Zahraa Haimeed Rasool 1 Maha Adham Abdel Amir 2

Department of Computer Science, College of Science, Mustansiriyah University, Baghdad, Iraq.

Keywords: Object Detection, Principal Component Analysis, Gray-Level Co-Occurrence Matrix, Histogram of Oriented Gradients, Convolutional Neural Networks, Long Short-Term Memory.


Abstract

A fundamental computer vision challenge is object detection, which involves pinpointing and classifying objects in an image or video. This capability opens up many possibilities in autonomous vehicles, surveillance, and image analytics. In this study, the proposed hybrid CNN_LSTM model is employed to classify various categories within the Coco dataset, spanning common everyday objects, animals, vehicles, and more.

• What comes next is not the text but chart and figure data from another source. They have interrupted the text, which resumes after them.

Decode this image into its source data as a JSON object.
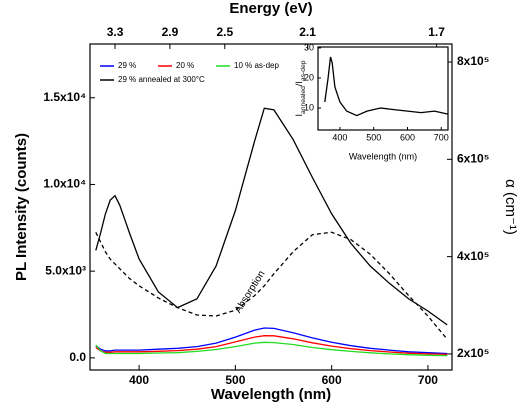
{
  "chart_data": [
    {
      "type": "line",
      "x_label": "Wavelength (nm)",
      "y_label": "PL Intensity (counts)",
      "x2_label": "Energy (eV)",
      "y2_label": "α (cm⁻¹)",
      "x": [
        355,
        360,
        365,
        370,
        375,
        380,
        390,
        400,
        420,
        440,
        460,
        480,
        500,
        520,
        530,
        540,
        560,
        580,
        600,
        620,
        640,
        660,
        680,
        700,
        720
      ],
      "series": [
        {
          "name": "29 %",
          "color": "#0000ff",
          "values": [
            700,
            500,
            400,
            400,
            450,
            450,
            450,
            450,
            500,
            550,
            650,
            850,
            1200,
            1600,
            1720,
            1700,
            1450,
            1150,
            900,
            700,
            550,
            450,
            350,
            300,
            250
          ]
        },
        {
          "name": "20 %",
          "color": "#ff0000",
          "values": [
            600,
            400,
            320,
            320,
            350,
            350,
            350,
            350,
            380,
            420,
            500,
            650,
            920,
            1200,
            1280,
            1270,
            1100,
            870,
            680,
            530,
            420,
            340,
            270,
            230,
            200
          ]
        },
        {
          "name": "10 % as-dep",
          "color": "#22dd22",
          "values": [
            750,
            400,
            250,
            250,
            250,
            250,
            250,
            250,
            280,
            300,
            370,
            480,
            650,
            850,
            900,
            880,
            770,
            600,
            470,
            370,
            290,
            230,
            180,
            150,
            130
          ]
        },
        {
          "name": "29 % annealed at 300°C",
          "color": "#000000",
          "values": [
            6200,
            7200,
            8300,
            9100,
            9350,
            8800,
            7200,
            5700,
            3800,
            2900,
            3400,
            5300,
            8500,
            12500,
            14400,
            14300,
            12600,
            10400,
            8300,
            6600,
            5300,
            4300,
            3400,
            2700,
            1900
          ]
        },
        {
          "name": "Absorption",
          "color": "#000000",
          "line_style": "dashed",
          "axis": "y2",
          "values": [
            450000,
            430000,
            410000,
            395000,
            385000,
            375000,
            355000,
            340000,
            315000,
            295000,
            280000,
            278000,
            290000,
            320000,
            340000,
            365000,
            410000,
            445000,
            450000,
            435000,
            405000,
            365000,
            320000,
            278000,
            230000
          ]
        }
      ],
      "xlim": [
        349,
        725
      ],
      "xticks": [
        400,
        500,
        600,
        700
      ],
      "ylim": [
        -700,
        18100
      ],
      "yticks": [
        {
          "value": 0,
          "label": "0.0"
        },
        {
          "value": 5000,
          "label": "5.0x10³"
        },
        {
          "value": 10000,
          "label": "1.0x10⁴"
        },
        {
          "value": 15000,
          "label": "1.5x10⁴"
        }
      ],
      "y2lim": [
        167000,
        837000
      ],
      "y2ticks": [
        {
          "value": 200000,
          "label": "2x10⁵"
        },
        {
          "value": 400000,
          "label": "4x10⁵"
        },
        {
          "value": 600000,
          "label": "6x10⁵"
        },
        {
          "value": 800000,
          "label": "8x10⁵"
        }
      ],
      "x2ticks": [
        {
          "value": 375,
          "label": "3.3"
        },
        {
          "value": 432,
          "label": "2.9"
        },
        {
          "value": 489,
          "label": "2.5"
        },
        {
          "value": 575,
          "label": "2.1"
        },
        {
          "value": 709,
          "label": "1.7"
        }
      ],
      "legend": "upper left"
    },
    {
      "type": "line",
      "x_label": "Wavelength (nm)",
      "y_label": [
        "I",
        "annealed",
        "/I",
        "as-dep"
      ],
      "x": [
        355,
        365,
        372,
        377,
        385,
        400,
        420,
        450,
        480,
        520,
        560,
        600,
        640,
        680,
        720
      ],
      "series": [
        {
          "color": "#000000",
          "values": [
            12,
            20,
            27,
            25,
            17,
            12,
            9,
            7.5,
            9,
            10,
            9.5,
            9,
            8.5,
            9,
            8
          ]
        }
      ],
      "xlim": [
        335,
        720
      ],
      "xticks": [
        400,
        500,
        600,
        700
      ],
      "ylim": [
        2.7,
        30.3
      ],
      "yticks": [
        10,
        20,
        30
      ]
    }
  ]
}
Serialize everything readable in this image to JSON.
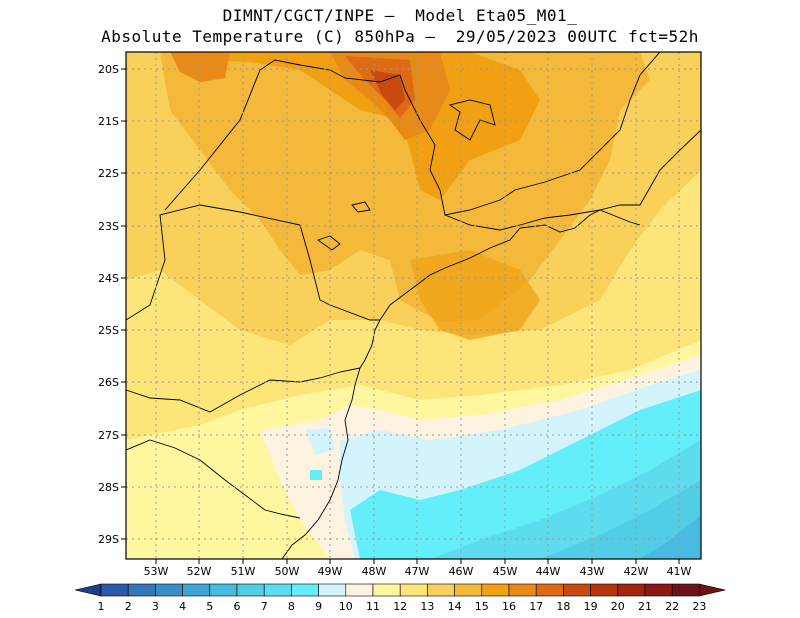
{
  "header": {
    "line1": "DIMNT/CGCT/INPE –  Model Eta05_M01_",
    "line2": "Absolute Temperature (C) 850hPa –  29/05/2023 00UTC fct=52h"
  },
  "map": {
    "lat_labels": [
      "20S",
      "21S",
      "22S",
      "23S",
      "24S",
      "25S",
      "26S",
      "27S",
      "28S",
      "29S"
    ],
    "lon_labels": [
      "53W",
      "52W",
      "51W",
      "50W",
      "49W",
      "48W",
      "47W",
      "46W",
      "45W",
      "44W",
      "43W",
      "42W",
      "41W"
    ],
    "lon_range": [
      53.7,
      40.5
    ],
    "lat_range": [
      19.8,
      29.4
    ],
    "grid": "dotted"
  },
  "colorbar": {
    "labels": [
      "1",
      "2",
      "3",
      "4",
      "5",
      "6",
      "7",
      "8",
      "9",
      "10",
      "11",
      "12",
      "13",
      "14",
      "15",
      "16",
      "17",
      "18",
      "19",
      "20",
      "21",
      "22",
      "23"
    ],
    "colors": [
      "#1e3c8c",
      "#2a5aa8",
      "#3478b8",
      "#3a8ec8",
      "#3ea4d6",
      "#48bce0",
      "#52cde6",
      "#5edcef",
      "#64eefa",
      "#d4f4fb",
      "#fdf3e0",
      "#fff6a0",
      "#fde57a",
      "#f8d05a",
      "#f4b83a",
      "#f0a012",
      "#e88a18",
      "#dd6a14",
      "#c84a10",
      "#b43410",
      "#a02410",
      "#8a1a14",
      "#6e1218"
    ]
  }
}
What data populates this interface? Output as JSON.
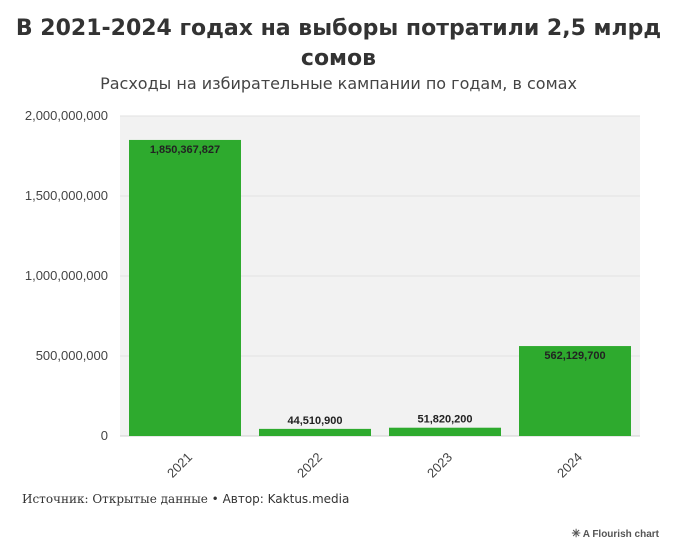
{
  "title": "В 2021-2024 годах на выборы потратили 2,5 млрд сомов",
  "subtitle": "Расходы на избирательные кампании по годам, в сомах",
  "footer": {
    "source": "Источник: Открытые данные • ",
    "author": "Автор: Kaktus.media"
  },
  "credit": {
    "label": "A Flourish chart",
    "icon": "asterisk-icon"
  },
  "colors": {
    "bar": "#2eaa2e",
    "plot_bg": "#f2f2f2",
    "grid": "#e2e2e2"
  },
  "chart_data": {
    "type": "bar",
    "categories": [
      "2021",
      "2022",
      "2023",
      "2024"
    ],
    "values": [
      1850367827,
      44510900,
      51820200,
      562129700
    ],
    "value_labels": [
      "1,850,367,827",
      "44,510,900",
      "51,820,200",
      "562,129,700"
    ],
    "ylim": [
      0,
      2000000000
    ],
    "yticks": [
      0,
      500000000,
      1000000000,
      1500000000,
      2000000000
    ],
    "ytick_labels": [
      "0",
      "500,000,000",
      "1,000,000,000",
      "1,500,000,000",
      "2,000,000,000"
    ],
    "xlabel": "",
    "ylabel": "",
    "grid": true
  }
}
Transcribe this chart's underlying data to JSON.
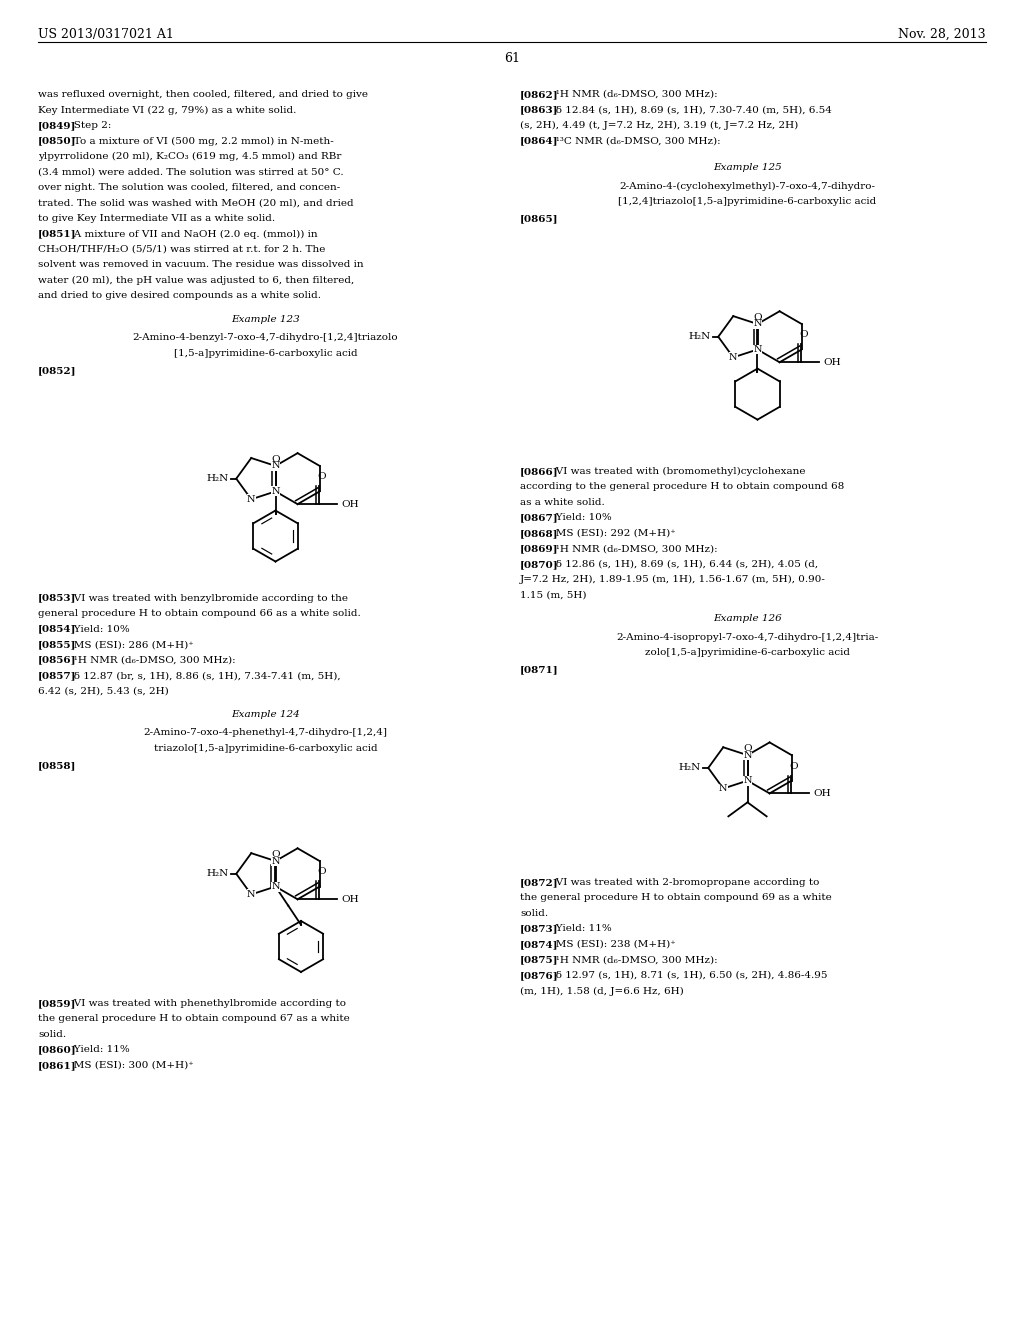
{
  "page_bg": "#ffffff",
  "header_left": "US 2013/0317021 A1",
  "header_right": "Nov. 28, 2013",
  "page_number": "61",
  "fig_width": 10.24,
  "fig_height": 13.2,
  "dpi": 100
}
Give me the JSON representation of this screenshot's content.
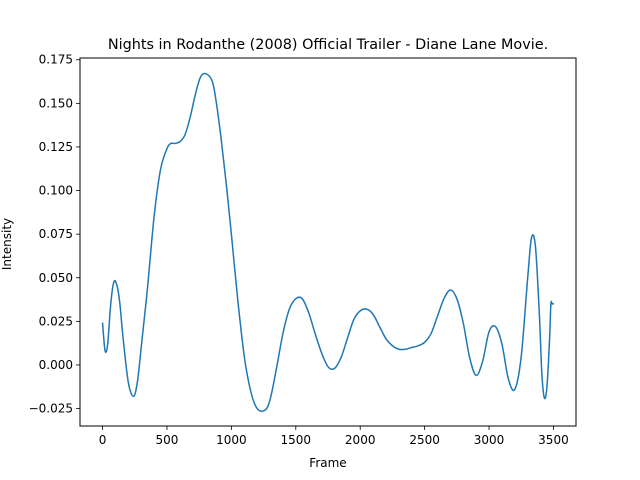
{
  "chart_data": {
    "type": "line",
    "title": "Nights in Rodanthe (2008) Official Trailer - Diane Lane Movie.",
    "xlabel": "Frame",
    "ylabel": "Intensity",
    "xlim": [
      -175,
      3675
    ],
    "ylim": [
      -0.035,
      0.176
    ],
    "grid": false,
    "x_ticks": [
      0,
      500,
      1000,
      1500,
      2000,
      2500,
      3000,
      3500
    ],
    "y_ticks": [
      -0.025,
      0.0,
      0.025,
      0.05,
      0.075,
      0.1,
      0.125,
      0.15,
      0.175
    ],
    "x_tick_labels": [
      "0",
      "500",
      "1000",
      "1500",
      "2000",
      "2500",
      "3000",
      "3500"
    ],
    "y_tick_labels": [
      "−0.025",
      "0.000",
      "0.025",
      "0.050",
      "0.075",
      "0.100",
      "0.125",
      "0.150",
      "0.175"
    ],
    "series": [
      {
        "color": "#1f77b4",
        "x": [
          0,
          20,
          40,
          60,
          80,
          100,
          130,
          160,
          200,
          240,
          270,
          300,
          350,
          400,
          450,
          500,
          530,
          560,
          600,
          640,
          680,
          720,
          760,
          800,
          850,
          880,
          920,
          960,
          1000,
          1050,
          1100,
          1150,
          1200,
          1260,
          1300,
          1350,
          1400,
          1450,
          1500,
          1550,
          1600,
          1650,
          1700,
          1750,
          1800,
          1850,
          1900,
          1950,
          2000,
          2050,
          2100,
          2150,
          2200,
          2250,
          2300,
          2350,
          2400,
          2450,
          2500,
          2550,
          2600,
          2650,
          2700,
          2750,
          2800,
          2850,
          2900,
          2950,
          3000,
          3050,
          3100,
          3150,
          3200,
          3250,
          3300,
          3330,
          3360,
          3390,
          3410,
          3430,
          3450,
          3470,
          3480,
          3490,
          3500
        ],
        "y": [
          0.024,
          0.008,
          0.012,
          0.032,
          0.045,
          0.048,
          0.038,
          0.015,
          -0.01,
          -0.018,
          -0.01,
          0.01,
          0.045,
          0.085,
          0.112,
          0.124,
          0.127,
          0.127,
          0.128,
          0.132,
          0.142,
          0.155,
          0.165,
          0.167,
          0.163,
          0.152,
          0.13,
          0.104,
          0.075,
          0.037,
          0.005,
          -0.015,
          -0.025,
          -0.026,
          -0.02,
          -0.002,
          0.018,
          0.032,
          0.038,
          0.038,
          0.03,
          0.018,
          0.007,
          -0.001,
          -0.002,
          0.004,
          0.015,
          0.026,
          0.031,
          0.032,
          0.029,
          0.022,
          0.015,
          0.011,
          0.009,
          0.009,
          0.01,
          0.011,
          0.013,
          0.018,
          0.028,
          0.038,
          0.043,
          0.038,
          0.024,
          0.004,
          -0.006,
          0.002,
          0.019,
          0.022,
          0.012,
          -0.008,
          -0.014,
          0.005,
          0.05,
          0.073,
          0.068,
          0.03,
          -0.005,
          -0.019,
          -0.012,
          0.015,
          0.035,
          0.035,
          0.035
        ]
      }
    ]
  }
}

The workflow includes steps to enhance image data and extract pertinent features. Initially, RGB images were converted to grayscale to simplify processing, followed by histogram equalization to enhance the contrast and median blur for noise reduction. Principal Component Analysis (PCA), Gray-Level Co-Occurrence Matrix (GLCM), and Histogram of Oriented Gradients (HOG) were used for feature extraction. The architecture employs a proposed hybrid CNN_LSTM model structure, combining Convolutional Neural Spatial and sequential patterns are captured by CNNs and LSTM networks. This effective hybrid neural network classifies images using preprocessing and feature extraction. The model performed well on the COCO dataset, with an accuracy of 0.9917, precision of 0.991738, recall of 0.991695, and F1 score of 0.999949, supported by consistent loss reduction and accuracy improvement in its training history, proving its pattern recognition abilities.